In fact, despite has been demonstrated that the use of sensate flaps offers the advantage of a faster return to daily living activities for the patient (often without the necessity of wearing a protective shoe) however, in the long run, also patients with non-sensate flaps reconstruction reported no difficulties with their daily routine. These satisfactory results also for non-sensate flaps can be explained by secondary neurotization and proprioception of the injured areas, thus progressively returning to a partial protective sensation, and by having intact pressure zones of the plantar region on which patient can rely on [Citation7].

Furthermore, in our case we had a relatively small size flap, which can benefit from a possibly faster reinnervation from the periphery, and above all we considered in our choice the note greater capacity of nervous regeneration in pediatric age. Moreover, we avoided a sensate flap to prevent technical difficulties due to perform nervous coaptation between very small structures in the child.

Since the trauma resulted in calcaneal sub-amputation involving heel plantar skin and subcutaneous tissue without any damage on the underlying bone, a composite flap which also provided the bone component was not required in this circumstance [Citation16].

Finally, for the flap closure, we opted for a single-stitches suture in order to avoid a compression of the flap and consequent onset of venous hypertension [Citation17].

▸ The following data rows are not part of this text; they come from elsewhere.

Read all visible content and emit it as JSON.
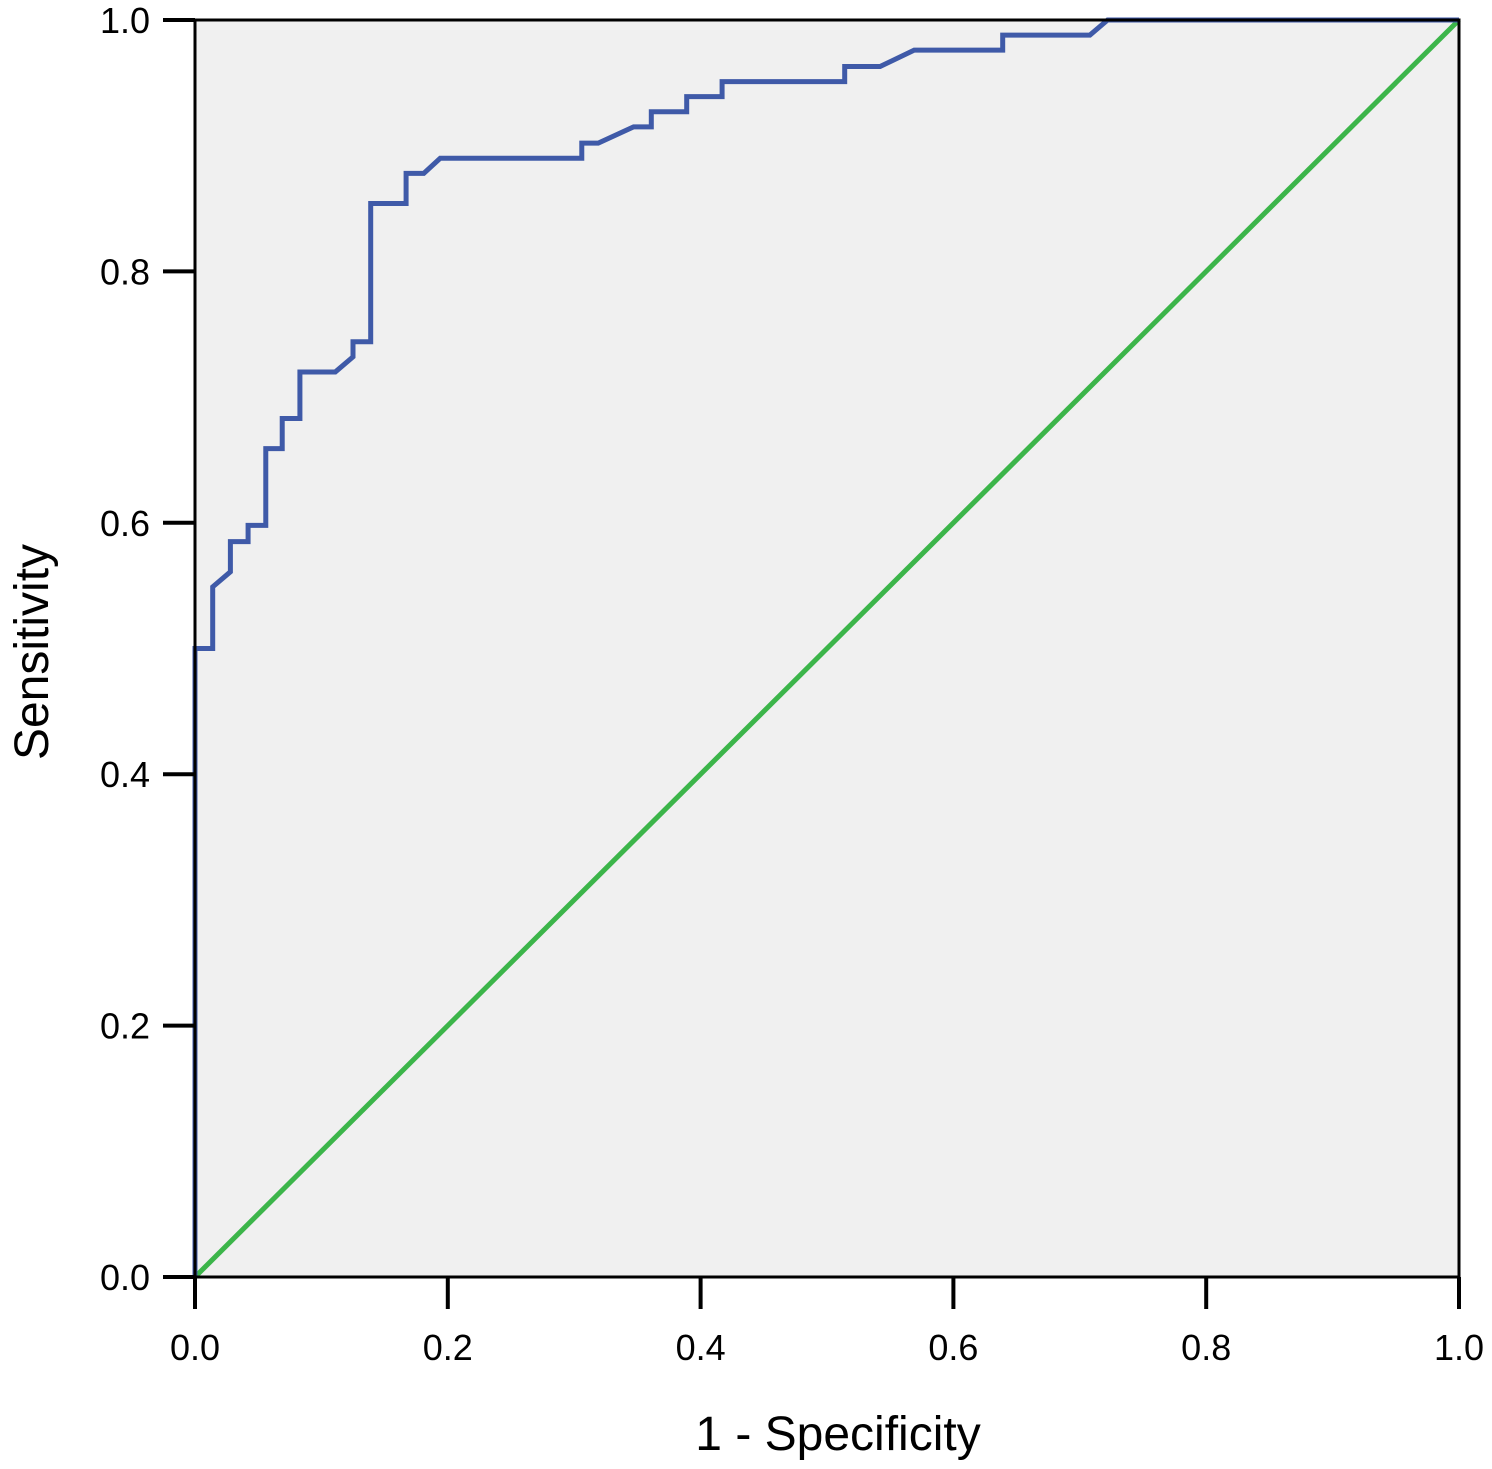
{
  "chart_data": {
    "type": "line",
    "title": "",
    "xlabel": "1 - Specificity",
    "ylabel": "Sensitivity",
    "xlim": [
      0,
      1
    ],
    "ylim": [
      0,
      1
    ],
    "x_ticks": [
      "0.0",
      "0.2",
      "0.4",
      "0.6",
      "0.8",
      "1.0"
    ],
    "y_ticks": [
      "0.0",
      "0.2",
      "0.4",
      "0.6",
      "0.8",
      "1.0"
    ],
    "grid": false,
    "legend": "none",
    "plot_background": "#f0f0f0",
    "series": [
      {
        "kind": "roc-curve",
        "color": "#3f5aa8",
        "points": [
          [
            0,
            0
          ],
          [
            0,
            0.5
          ],
          [
            0.014,
            0.5
          ],
          [
            0.014,
            0.549
          ],
          [
            0.028,
            0.561
          ],
          [
            0.028,
            0.585
          ],
          [
            0.042,
            0.585
          ],
          [
            0.042,
            0.598
          ],
          [
            0.056,
            0.598
          ],
          [
            0.056,
            0.659
          ],
          [
            0.069,
            0.659
          ],
          [
            0.069,
            0.683
          ],
          [
            0.083,
            0.683
          ],
          [
            0.083,
            0.72
          ],
          [
            0.111,
            0.72
          ],
          [
            0.125,
            0.732
          ],
          [
            0.125,
            0.744
          ],
          [
            0.139,
            0.744
          ],
          [
            0.139,
            0.854
          ],
          [
            0.167,
            0.854
          ],
          [
            0.167,
            0.878
          ],
          [
            0.181,
            0.878
          ],
          [
            0.194,
            0.89
          ],
          [
            0.306,
            0.89
          ],
          [
            0.306,
            0.902
          ],
          [
            0.319,
            0.902
          ],
          [
            0.347,
            0.915
          ],
          [
            0.361,
            0.915
          ],
          [
            0.361,
            0.927
          ],
          [
            0.389,
            0.927
          ],
          [
            0.389,
            0.939
          ],
          [
            0.417,
            0.939
          ],
          [
            0.417,
            0.951
          ],
          [
            0.514,
            0.951
          ],
          [
            0.514,
            0.963
          ],
          [
            0.542,
            0.963
          ],
          [
            0.569,
            0.976
          ],
          [
            0.639,
            0.976
          ],
          [
            0.639,
            0.988
          ],
          [
            0.708,
            0.988
          ],
          [
            0.722,
            1
          ],
          [
            1,
            1
          ]
        ]
      },
      {
        "kind": "reference-line",
        "color": "#3cb54a",
        "points": [
          [
            0,
            0
          ],
          [
            1,
            1
          ]
        ]
      }
    ]
  }
}
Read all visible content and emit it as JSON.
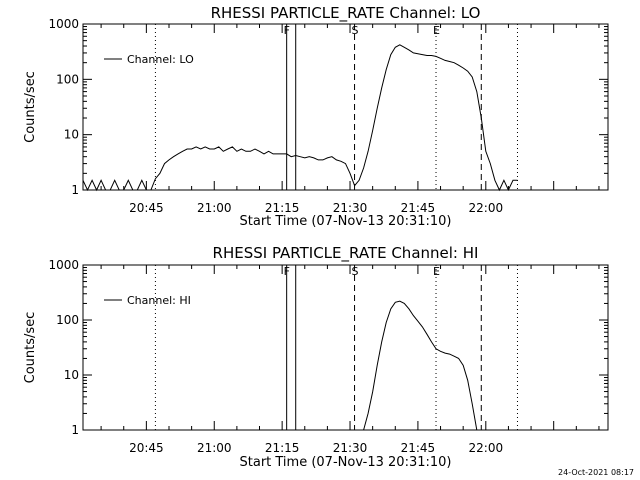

As a matter of fact, microsurgical procedures in pediatric patients have developed more slowly than in adults [Citation16]. Surgeons were initially sceptic to use free flaps in children because the minute vessel diameters, perceived vessel spasticity, and limited tissue availability. Despite nowadays microsurgery is performed also in pediatric population, relatively little has been published in literature regarding this topic [Citation5]. Our case represents the youngest patient who underwent heel reconstruction with an ALT free flap after a lawnmower’s domestic accident [Citation18,Citation19].

Ethical approval

The authors are accountable for all aspects of the work in ensuring that questions related to the accuracy or integrity of any part of the work are appropriately investigated and resolved. The study was conducted in accordance with the Declaration of Helsinki (as revised in 2013). Written informed consent has been given to the patient’s parents.

Disclosure statement

No potential conflict of interest was reported by the author(s).

Additional information

Funding

This research was funded by “Fondo di Ateneo per la ricerca 2020 (Claudia Trignano)”.